As of September 22, 2021, the Government of Ontario requires that patrons of certain non-essential businesses provide proof of full vaccination as a condition of access (the "Provincial Vaccination Certificate Program". This Provincial Vaccination Certificate Program focuses on higher-risk indoor public settings including restaurants and bars, meeting and event spaces, fitness facilities, gaming establishments, concert venues and sporting events (among others).
In an effort to bring clarity to the intersection between vaccination mandates and human rights, the Ontario Human Rights Commission (the "OHRC") published a policy statement on September 22, 2021 (the "Policy Statement") that provides helpful information for businesses in Ontario. While the release of this Policy Statement corresponds with the commencement of the Provincial Vaccination Certificate Program, the OHRC notes in the Policy Statement that its position applies to all organizations, which is very helpful for employers.
In the Policy Statement, the OHRC takes the position that mandating and requiring proof of vaccination to protect people at work or when receiving services is generally permissible under the Human Rights Code (the "Code"), as long as safeguards are put in place to ensure that those who are unable to be vaccinated for Code-related reasons are reasonably accommodated. This corresponds with the Provincial Vaccination Certificate Program which contemplates medical exemptions for those who are unable to be vaccinated for prescribed medical reasons (see our blog here for a discussion of the Government's guidance in this regard). According to the OHRC, exempting individuals with a documented medical inability to receive the vaccine is a reasonable accommodation within the meaning of the Code.
Further, the OHRC makes it clear that a person who chooses not to be vaccinated based on personal preference does not have the right to accommodation under the Code. While the Code prohibits discrimination based on creed, personal preferences or singular beliefs do not amount to a creed for the purposes of the Code.

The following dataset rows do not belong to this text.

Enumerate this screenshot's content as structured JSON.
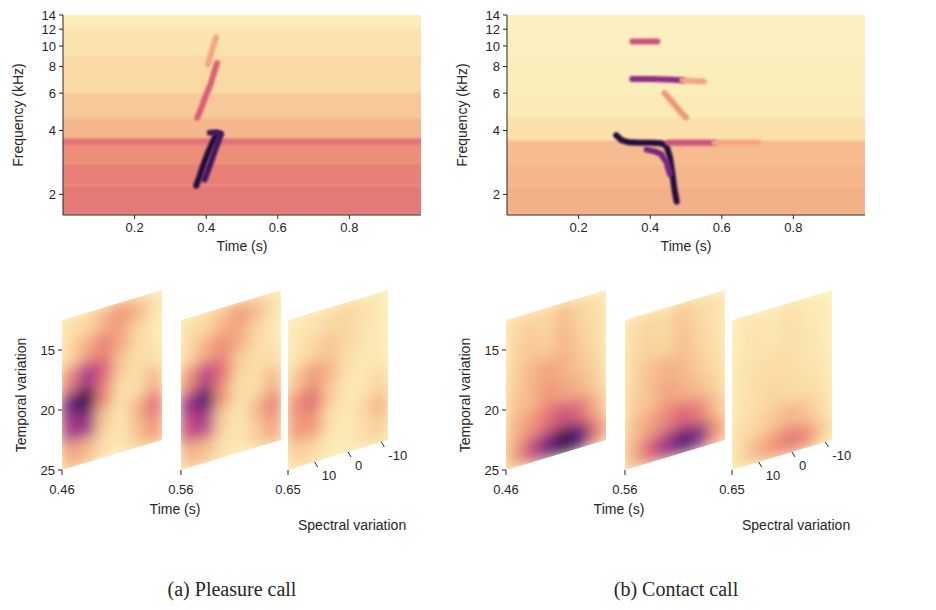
{
  "chart_data": [
    {
      "type": "spectrogram",
      "x_label": "Time (s)",
      "y_label": "Frequency (kHz)",
      "xlim": [
        0,
        1
      ],
      "xticks": [
        0.2,
        0.4,
        0.6,
        0.8
      ],
      "ylim": [
        1.6,
        14
      ],
      "yticks": [
        2,
        4,
        6,
        8,
        10,
        12,
        14
      ],
      "log": "y",
      "level_range": [
        0,
        1
      ],
      "band_edges": [
        1.6,
        2.2,
        2.8,
        3.6,
        4.6,
        6,
        9,
        12,
        14
      ],
      "band_levels": [
        0.48,
        0.46,
        0.42,
        0.3,
        0.24,
        0.18,
        0.12,
        0.08
      ],
      "series": [
        {
          "x": [
            0,
            1
          ],
          "values": [
            3.55,
            3.55
          ],
          "level": 0.5
        },
        {
          "x": [
            0.372,
            0.382,
            0.392,
            0.402,
            0.412,
            0.422,
            0.43
          ],
          "values": [
            2.2,
            2.45,
            2.75,
            3.05,
            3.35,
            3.65,
            3.9
          ],
          "level": 0.97
        },
        {
          "x": [
            0.395,
            0.405,
            0.415,
            0.425,
            0.435,
            0.44
          ],
          "values": [
            2.35,
            2.6,
            2.9,
            3.25,
            3.6,
            3.85
          ],
          "level": 0.9
        },
        {
          "x": [
            0.41,
            0.425,
            0.44
          ],
          "values": [
            3.9,
            3.9,
            3.85
          ],
          "level": 0.9
        },
        {
          "x": [
            0.375,
            0.388,
            0.4,
            0.412,
            0.422,
            0.43
          ],
          "values": [
            4.6,
            5.2,
            5.9,
            6.6,
            7.5,
            8.3
          ],
          "level": 0.55
        },
        {
          "x": [
            0.405,
            0.412,
            0.42,
            0.428
          ],
          "values": [
            8.2,
            9.0,
            10.0,
            11.0
          ],
          "level": 0.35
        }
      ]
    },
    {
      "type": "modulation",
      "title": "(a) Pleasure call",
      "x_label": "Time (s)",
      "y_label": "Temporal variation",
      "z_label": "Spectral variation",
      "xlim": [
        0.46,
        0.65
      ],
      "xticks": [
        0.46,
        0.56,
        0.65
      ],
      "ylim": [
        25,
        12.5
      ],
      "yticks": [
        15,
        20,
        25
      ],
      "zlim": [
        18,
        -12
      ],
      "zticks": [
        10,
        0,
        -10
      ],
      "level_range": [
        0,
        1
      ],
      "slices": [
        {
          "time": 0.46,
          "cells": [
            [
              0.15,
              0.2,
              0.3,
              0.4,
              0.3,
              0.15
            ],
            [
              0.2,
              0.35,
              0.45,
              0.35,
              0.2,
              0.1
            ],
            [
              0.45,
              0.7,
              0.55,
              0.25,
              0.15,
              0.15
            ],
            [
              0.8,
              0.95,
              0.45,
              0.15,
              0.15,
              0.3
            ],
            [
              0.7,
              0.75,
              0.25,
              0.1,
              0.3,
              0.5
            ],
            [
              0.35,
              0.3,
              0.15,
              0.1,
              0.25,
              0.4
            ]
          ]
        },
        {
          "time": 0.56,
          "cells": [
            [
              0.15,
              0.2,
              0.28,
              0.38,
              0.28,
              0.15
            ],
            [
              0.2,
              0.33,
              0.42,
              0.33,
              0.2,
              0.1
            ],
            [
              0.42,
              0.65,
              0.5,
              0.22,
              0.15,
              0.15
            ],
            [
              0.72,
              0.88,
              0.4,
              0.15,
              0.15,
              0.3
            ],
            [
              0.62,
              0.68,
              0.22,
              0.1,
              0.28,
              0.45
            ],
            [
              0.3,
              0.28,
              0.15,
              0.1,
              0.22,
              0.35
            ]
          ]
        },
        {
          "time": 0.65,
          "cells": [
            [
              0.1,
              0.12,
              0.18,
              0.2,
              0.15,
              0.1
            ],
            [
              0.12,
              0.2,
              0.25,
              0.2,
              0.12,
              0.08
            ],
            [
              0.25,
              0.38,
              0.3,
              0.15,
              0.1,
              0.1
            ],
            [
              0.42,
              0.5,
              0.25,
              0.1,
              0.1,
              0.2
            ],
            [
              0.38,
              0.4,
              0.15,
              0.08,
              0.18,
              0.3
            ],
            [
              0.22,
              0.2,
              0.1,
              0.08,
              0.15,
              0.22
            ]
          ]
        }
      ]
    },
    {
      "type": "spectrogram",
      "x_label": "Time (s)",
      "y_label": "Frequency (kHz)",
      "xlim": [
        0,
        1
      ],
      "xticks": [
        0.2,
        0.4,
        0.6,
        0.8
      ],
      "ylim": [
        1.6,
        14
      ],
      "yticks": [
        2,
        4,
        6,
        8,
        10,
        12,
        14
      ],
      "log": "y",
      "level_range": [
        0,
        1
      ],
      "band_edges": [
        1.6,
        2.2,
        2.8,
        3.6,
        4.6,
        6,
        9,
        12,
        14
      ],
      "band_levels": [
        0.32,
        0.3,
        0.28,
        0.14,
        0.08,
        0.06,
        0.05,
        0.04
      ],
      "series": [
        {
          "x": [
            0.305,
            0.32,
            0.34,
            0.37,
            0.4,
            0.43,
            0.445,
            0.455,
            0.462,
            0.468,
            0.474
          ],
          "values": [
            3.8,
            3.6,
            3.52,
            3.5,
            3.5,
            3.48,
            3.4,
            3.0,
            2.5,
            2.1,
            1.85
          ],
          "level": 0.97
        },
        {
          "x": [
            0.39,
            0.41,
            0.43,
            0.445,
            0.455
          ],
          "values": [
            3.25,
            3.2,
            3.1,
            2.85,
            2.5
          ],
          "level": 0.8
        },
        {
          "x": [
            0.45,
            0.5,
            0.55,
            0.58
          ],
          "values": [
            3.5,
            3.5,
            3.5,
            3.5
          ],
          "level": 0.6
        },
        {
          "x": [
            0.58,
            0.64,
            0.7
          ],
          "values": [
            3.5,
            3.5,
            3.5
          ],
          "level": 0.35
        },
        {
          "x": [
            0.35,
            0.4,
            0.45,
            0.49
          ],
          "values": [
            7.0,
            7.0,
            6.95,
            6.9
          ],
          "level": 0.75
        },
        {
          "x": [
            0.49,
            0.52,
            0.55
          ],
          "values": [
            6.9,
            6.85,
            6.8
          ],
          "level": 0.35
        },
        {
          "x": [
            0.44,
            0.46,
            0.48,
            0.5
          ],
          "values": [
            6.0,
            5.5,
            5.0,
            4.6
          ],
          "level": 0.4
        },
        {
          "x": [
            0.35,
            0.38,
            0.42
          ],
          "values": [
            10.5,
            10.5,
            10.5
          ],
          "level": 0.6
        }
      ]
    },
    {
      "type": "modulation",
      "title": "(b) Contact call",
      "x_label": "Time (s)",
      "y_label": "Temporal variation",
      "z_label": "Spectral variation",
      "xlim": [
        0.46,
        0.65
      ],
      "xticks": [
        0.46,
        0.56,
        0.65
      ],
      "ylim": [
        25,
        12.5
      ],
      "yticks": [
        15,
        20,
        25
      ],
      "zlim": [
        18,
        -12
      ],
      "zticks": [
        10,
        0,
        -10
      ],
      "level_range": [
        0,
        1
      ],
      "slices": [
        {
          "time": 0.46,
          "cells": [
            [
              0.18,
              0.22,
              0.2,
              0.28,
              0.2,
              0.15
            ],
            [
              0.2,
              0.25,
              0.22,
              0.3,
              0.22,
              0.15
            ],
            [
              0.22,
              0.3,
              0.35,
              0.32,
              0.25,
              0.18
            ],
            [
              0.25,
              0.3,
              0.4,
              0.35,
              0.3,
              0.22
            ],
            [
              0.3,
              0.4,
              0.5,
              0.6,
              0.5,
              0.3
            ],
            [
              0.35,
              0.6,
              0.8,
              0.95,
              0.85,
              0.45
            ]
          ]
        },
        {
          "time": 0.56,
          "cells": [
            [
              0.16,
              0.2,
              0.18,
              0.25,
              0.18,
              0.14
            ],
            [
              0.18,
              0.22,
              0.2,
              0.27,
              0.2,
              0.14
            ],
            [
              0.2,
              0.27,
              0.32,
              0.29,
              0.22,
              0.16
            ],
            [
              0.22,
              0.27,
              0.36,
              0.32,
              0.27,
              0.2
            ],
            [
              0.27,
              0.36,
              0.45,
              0.54,
              0.45,
              0.27
            ],
            [
              0.32,
              0.54,
              0.72,
              0.86,
              0.76,
              0.4
            ]
          ]
        },
        {
          "time": 0.65,
          "cells": [
            [
              0.1,
              0.12,
              0.1,
              0.15,
              0.1,
              0.08
            ],
            [
              0.1,
              0.12,
              0.12,
              0.15,
              0.12,
              0.08
            ],
            [
              0.12,
              0.15,
              0.18,
              0.16,
              0.12,
              0.1
            ],
            [
              0.12,
              0.15,
              0.2,
              0.18,
              0.15,
              0.12
            ],
            [
              0.15,
              0.2,
              0.25,
              0.3,
              0.25,
              0.15
            ],
            [
              0.18,
              0.3,
              0.4,
              0.48,
              0.42,
              0.22
            ]
          ]
        }
      ]
    }
  ]
}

The Policy Statement further emphasizes the following guidance and principles concerning proof of vaccine and vaccine mandate policies:
- Organizations must attempt to balance the rights of people who have not been vaccinated due to a Code-protected ground while ensuring individual and collective rights to health and safety.
- Organizations that are not covered by the Provincial Vaccination Certificate Program but that wish to mandate vaccination as a condition of entry are encouraged to use the provincial proof of vaccine certificate with written documentation showing medical inability to receive the vaccine as their way of meeting the duty to accommodate where needed.
- Organizations who put COVID-19 testing in place as part of a medical accommodation for persons who are unable to receive a vaccine for medical reasons should cover the costs of the testing as part of the duty to accommodate.
- Proof of vaccine and vaccine mandate policies might only be justifiable during a pandemic and should regularly be reviewed and updated to match the most current pandemic conditions, and to reflect up-to-date evidence and public health guidance. Policies should also include safeguards for the appropriate use and handling of personal health information.
- Ensuring access to vaccines and testing for vulnerable Ontarians is a necessary element of any vaccine mandate or proof of vaccination regime. The OHRC also stresses the need to make sure digital proof of vaccine certificates are designed to be fully accessible to adaptive technology, including for smart phone users with disabilities, in accordance with the Accessibility for Ontarians with Disabilities Act.